Eis aqui o grande clássico da filmografia de
John Hugues que dedicou seu talento durante boa parte dos anos 1980 à explorar
as minúcias e angústias da vida adolescente, com um verniz de leveza e certa
fantasia que casava muito bem com o estilo daquela década (vide "Clube dos
Cinco" ou "A Garota de Rosa Choking").
Para a sorte de Hugues, ele também pode
exercitar sua imaginação num período onde a patrulha do politicamente correto,
se existia, não podava lampejos de inspiração que vinham acompanhados de um
mínimo de subversão, pois, embora não aparente, “Curtindo A Vida Adoidado” não
deixa de ser um filme sobre um adolescente enaltecido e elevado à categoria de
herói de cinema unicamente pela iniciativa de gazear aula com um repertório de
planos e estratégias que impressionariam o Danny Ocean de “Onze Homens e Um Segredo” (!), tudo isso, antagonizado por uma instituição escolar que surge
retratada ora como um local de desengonçada apatia (a fauna caricata de professores
bisonhos é um espetáculo à parte), ora como um reduto de vilania arquetípica (o
diretor da escola magnificamente vivido por Jeffrey Jones é um dos mais
hilários vilões do cinema).
Fosse planejado e realizado nos tempos de hoje,
jamais um filme como este seria aceito no circuito comercial –e, talvez seja
exatamente por isso (além de sua qualidade e inspiração um tanto difíceis de
equiparar) que “Curtindo a Vida Adoidado” jamais tenha ganhado uma continuação
ou uma refilmagem numa época em que Hollywood explora todas as obras cultuadas
possíveis para delas extrair algum pálido derivado.
Personagem icônico da década de 1980 (ombreando
com Marty McFly de “De Volta Para O Futuro”), o adolescente Ferris Buller
(vivido com pomba e circunstância por Matthew Broderick) resolve gazear aula
mentindo aos pais que está doente levando consigo a namorada (Mia Sara, uma
delícia) e seu melhor amigo Cameron (Alan Ruck).
Entretanto, na concepção extravagante de
Ferris, matar aula não é um ato convencional.
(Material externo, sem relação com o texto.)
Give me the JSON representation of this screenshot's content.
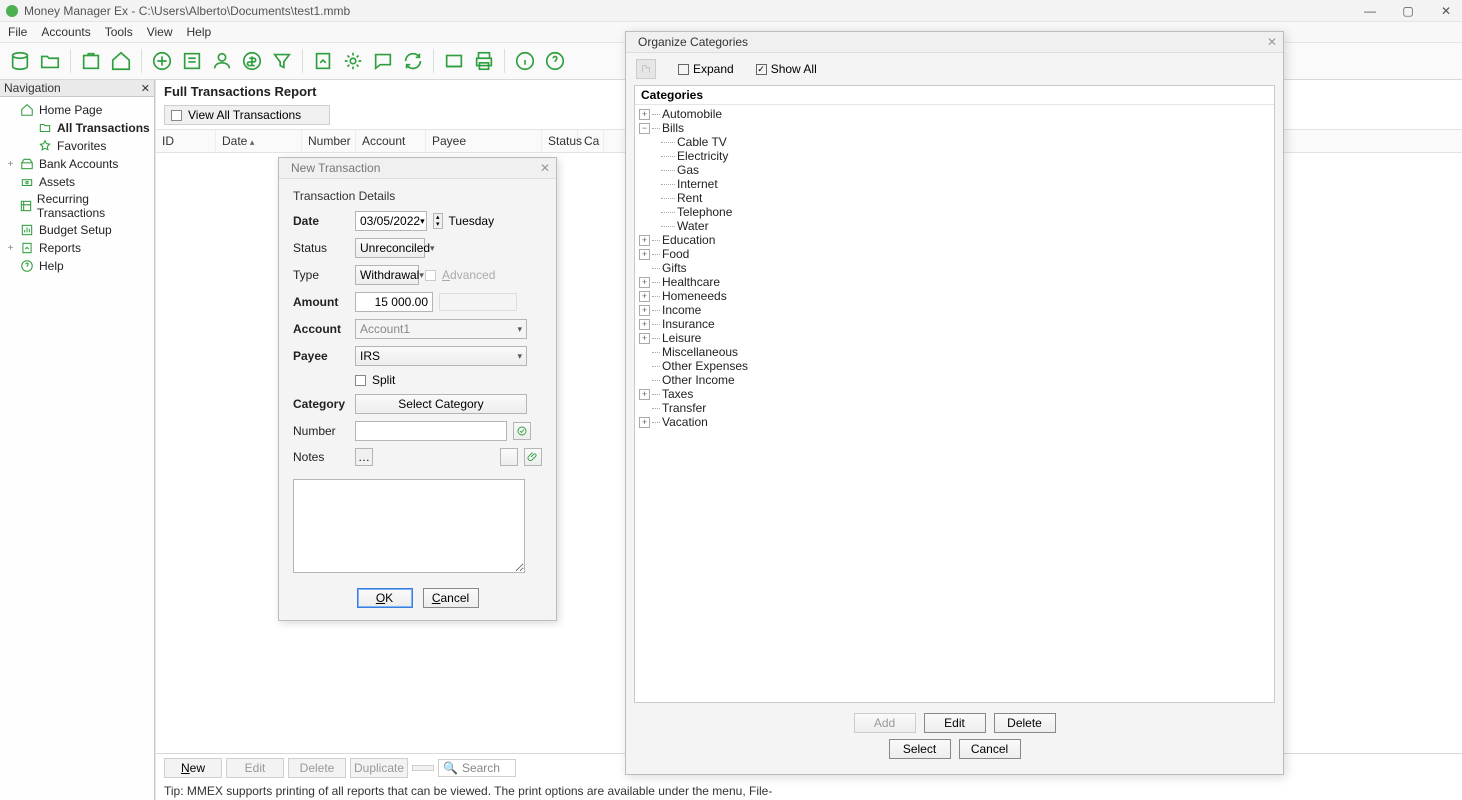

Ele o faz em grande estilo: Leva
"emprestado" o porsche de estimação do pai do amigo; engana o
tirânico diretor da escola com artimanhas sofisticadíssimas; e faz um tour pela
cidade toda, com direito a uma antológica cena quase videoclip, em que põe toda
uma parada para cantar e dançar ao som de "Twist And Should" dos
Beatles.
Como em alguns de seus melhores trabalhos (e
alguns de seus mais irrelevantes, também...), Hugues emprega uma técnica
cinematográfica cuidadosa, detalhada, algo fantasiosa, e na opinião de muitos,
exagerada em virtude da caracterização de elementos frequentemente banais
–aqui, por exemplo, uma corrida para chegar em casa antes dos pais ganha ares
de uma insana perseguição cinematográfica.
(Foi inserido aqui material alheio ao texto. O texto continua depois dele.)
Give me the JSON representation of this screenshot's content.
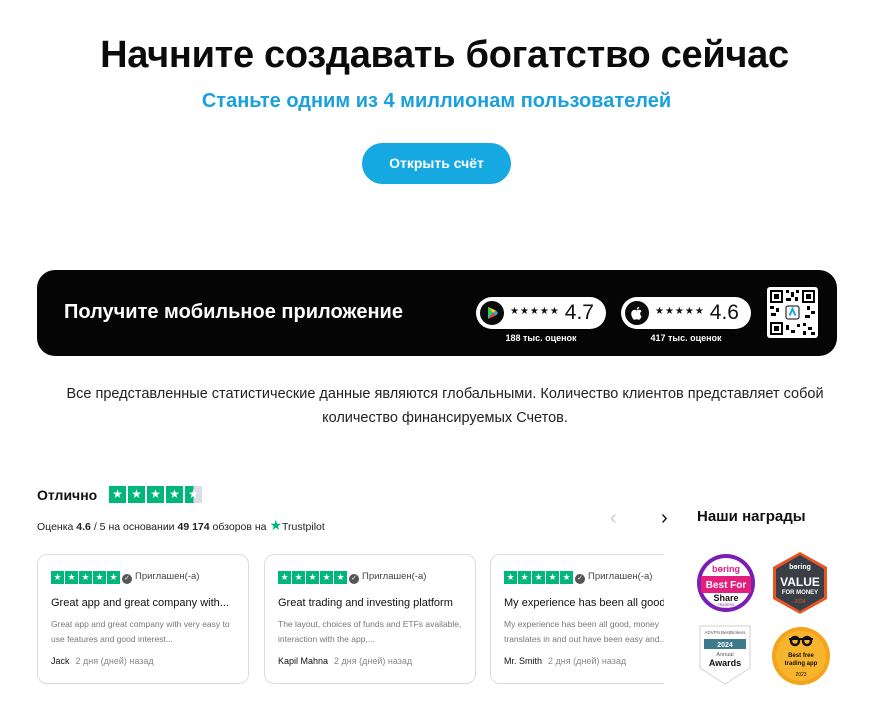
{
  "hero": {
    "title": "Начните создавать богатство сейчас",
    "subtitle": "Станьте одним из 4 миллионам пользователей",
    "cta_label": "Открыть счёт"
  },
  "app_banner": {
    "title": "Получите мобильное приложение",
    "stores": [
      {
        "name": "google-play",
        "stars": "★★★★★",
        "rating": "4.7",
        "caption": "188 тыс. оценок"
      },
      {
        "name": "app-store",
        "stars": "★★★★★",
        "rating": "4.6",
        "caption": "417 тыс. оценок"
      }
    ]
  },
  "disclaimer": "Все представленные статистические данные являются глобальными. Количество клиентов представляет собой количество финансируемых Счетов.",
  "trustpilot": {
    "label": "Отлично",
    "stars_value": 4.6,
    "summary_prefix": "Оценка",
    "score": "4.6",
    "scale": "/ 5",
    "summary_mid": "на основании",
    "reviews_count": "49 174",
    "summary_suffix": "обзоров на",
    "brand": "Trustpilot"
  },
  "reviews": [
    {
      "verified": "Приглашен(-а)",
      "title": "Great app and great company with...",
      "body": "Great app and great company with very easy to use features and good interest...",
      "author": "Jack",
      "date": "2 дня (дней) назад"
    },
    {
      "verified": "Приглашен(-а)",
      "title": "Great trading and investing platform",
      "body": "The layout, choices of funds and ETFs available, interaction with the app,...",
      "author": "Kapil Mahna",
      "date": "2 дня (дней) назад"
    },
    {
      "verified": "Приглашен(-а)",
      "title": "My experience has been all good",
      "body": "My experience has been all good, money translates in and out have been easy and...",
      "author": "Mr. Smith",
      "date": "2 дня (дней) назад"
    }
  ],
  "awards": {
    "title": "Наши награды",
    "items": [
      {
        "name": "boring-best-for-share",
        "brand": "bɵring",
        "line1": "Best For",
        "line2": "Share",
        "line3": "TRADERS",
        "line4": "2024"
      },
      {
        "name": "boring-value-for-money",
        "brand": "bɵring",
        "line1": "VALUE",
        "line2": "FOR MONEY",
        "line3": "2024"
      },
      {
        "name": "annual-awards",
        "brand": "ADVFN BestBrokers",
        "line1": "2024",
        "line2": "Annual",
        "line3": "Awards"
      },
      {
        "name": "best-free-trading-app",
        "line1": "Best free",
        "line2": "trading app",
        "line3": "2023"
      }
    ]
  },
  "colors": {
    "accent": "#16a8e0",
    "subtitle": "#1aa0dc",
    "trustpilot": "#00b67a",
    "banner": "#050505"
  }
}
No entanto, Hugues é brilhante em outros
aspectos: Apesar da contundente intenção de divertir, ele atinge um momento em
que as vindouras responsabilidades da vida adulta pesam sobre Ferris Bueller e
seus amigos –e as trata com propriedade, sobretudo, o impasse que pesa sobre
Cameron ao final, levando-o a criar coragem para confrontar a avareza do
próprio pai.
A relação entre Ferris e Cameron, inclusive
–trabalhada com minúcia e riqueza em todo o filme –deu margem para uma
interessante teoria elaborada pelos fãs ao longo dos anos, segundo a qual,
Ferris seria uma espécie de identidade alternativa criada pelo próprio Cameron
que, inseguro e tímido, desenvolveu uma persona exuberante, cheia de iniciativa
e auto-confiança; dessa forma, os dois, que são vistos como uma dupla de
melhores amigos, seriam, na realidade, duas personalidades opostas do mesmo
indivíduo –algo como os personagens de Edward Norton e Brad Pitt em “O Clube da Luta”.
Haja ou não procedência nessa teoria incrível
(e mirabolante), “Curtindo A Vida Adoidado” tem uma série de méritos muitos
verdadeiros e inquestionáveis. Um deles: É dono de uma das primeiras (e
melhores) cenas pós-créditos do cinema –devidamente homenageada em “Deadpool”.